Secondo quanto riferisce il network di informazione tedesco Deutsche Welle, i rifugiati che vivono nell’hangar uno del Tempelhof, infatti, vogliono andarsene il prima possibile, costretti a vivere da circa sei settimane in decine dentro tende e dormitori costruiti con separé, larghi al massimo 25 mq, allestiti nei locali dell’aeroporto. Oltre all’assenza di spazi privati, all’interno della struttura non ci sono bagni a disposizione, né docce. Per i bisogni personali infatti i circa 2.000 migranti che vivono nell’hangar uno devono uscire fuori dall’aeroporto dove sono stati allestiti 170 bagni chimici. Una quantità che risulta essere davvero esigua rispetto al numero delle persone che ne usufruiscono. Per fare la doccia poi, si deve utilizzare la vicina piscina pubblica, ma questo è consentito ad ognuno solo un paio di volte a settimana. Insomma, le condizioni sono davvero estreme, considerando pure che l’inverno nella capitale tedesca è tutt’altro che mite.

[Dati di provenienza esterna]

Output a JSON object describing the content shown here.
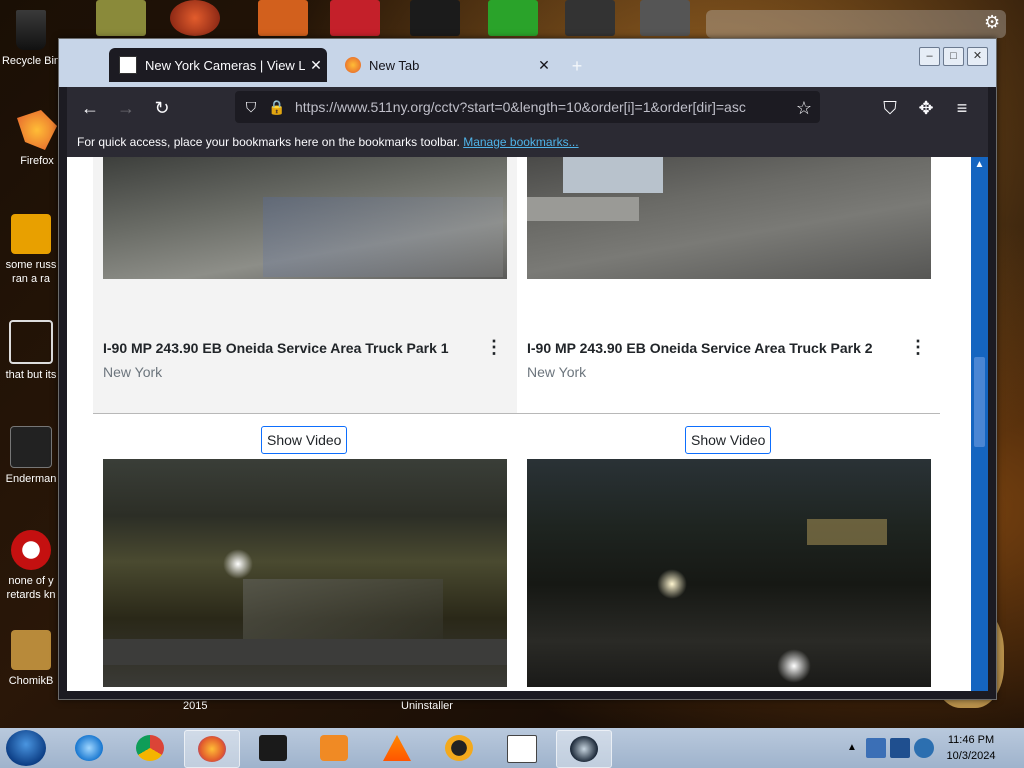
{
  "desktop": {
    "icons": [
      {
        "name": "recycle-bin-icon",
        "label": "Recycle Bin"
      },
      {
        "name": "firefox-desktop-icon",
        "label": "Firefox"
      },
      {
        "name": "russian-video-icon",
        "label": "some russ ran a ra"
      },
      {
        "name": "that-but-its-icon",
        "label": "that but its"
      },
      {
        "name": "enderman-icon",
        "label": "Enderman"
      },
      {
        "name": "none-of-you-icon",
        "label": "none of y retards kn"
      },
      {
        "name": "chomik-icon",
        "label": "ChomikB"
      }
    ],
    "captions": [
      "2015",
      "Uninstaller"
    ]
  },
  "browser": {
    "tabs": [
      {
        "title": "New York Cameras | View Live N",
        "active": true
      },
      {
        "title": "New Tab",
        "active": false
      }
    ],
    "url": "https://www.511ny.org/cctv?start=0&length=10&order[i]=1&order[dir]=asc",
    "bookmarks_msg": "For quick access, place your bookmarks here on the bookmarks toolbar.",
    "bookmarks_link": "Manage bookmarks..."
  },
  "page": {
    "cameras": [
      {
        "title": "I-90 MP 243.90 EB Oneida Service Area Truck Park 1",
        "location": "New York"
      },
      {
        "title": "I-90 MP 243.90 EB Oneida Service Area Truck Park 2",
        "location": "New York"
      }
    ],
    "show_video_label": "Show Video"
  },
  "taskbar": {
    "apps": [
      "internet-explorer",
      "chrome",
      "firefox",
      "media-box",
      "video-player",
      "vlc",
      "aimp",
      "calendar-321",
      "steam"
    ],
    "time": "11:46 PM",
    "date": "10/3/2024"
  },
  "colors": {
    "titlebar": "#c7d5e8",
    "toolbar": "#2b2a33",
    "link": "#4fb3e8",
    "scroll": "#1565c0",
    "taskbar": "#a9bcd4"
  }
}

Il sindaco di Berlino, Michael Müller, della SPD, ha definito una “grande sfida” quella dell’accoglienza dei 70.000 profughi arrivati a Berlino dall’inizio della crisi migratoria, a cui però la Germania non riesce ad offrire standard di vita adeguati. L’85% di questi infatti, vivono in alloggi di fortuna come quelli allestiti negli hangar del Tempelhof, dove è stato proposto di creare alloggi per altri 15.000 rifugiati. Una proposta avversata da molti attivisti berlinesi che invece vorrebbero che i migranti fossero sistemati in appartamenti privati, lamentando inoltre come le condizioni di estremo degrado in cui sono costretti a vivere i profughi che risiedono a Tempelhof possano essere foriere di insicurezza e di ulteriori problemi relativi all’integrazione dei migranti nella società tedesca.

Intanto, proprio sui migranti continua ad inasprirsi lo scontro anche all’interno della Cdu. La cancelliera Merkel infatti continua ad essere contraria all’inserimento di un tetto all’accoglienza dei rifugiati nel Paese, chiesto invece dal presidente della Csu - il ramo bavarese della Cdu - e governatore della Baviera, Horst Seehofer, il quale ha proposto di limitare a 200.000 il numero di rifugiati da accogliere ogni anno in Germania. Lo scontro all’interno dello schieramento di governo è inoltre destinato ad acuirsi dinanzi ai dati che arrivano oggi dalla Baviera, dove negli ultimi 10 giorni sono giunti oltre 33.300 rifugiati. Un numero dieci volte superiore al dato registrato nell’analogo periodo dell’anno scorso, e definito, per questo, dal ministro dell’interno bavarese Joachim Hermann, "semplicemente troppo alto".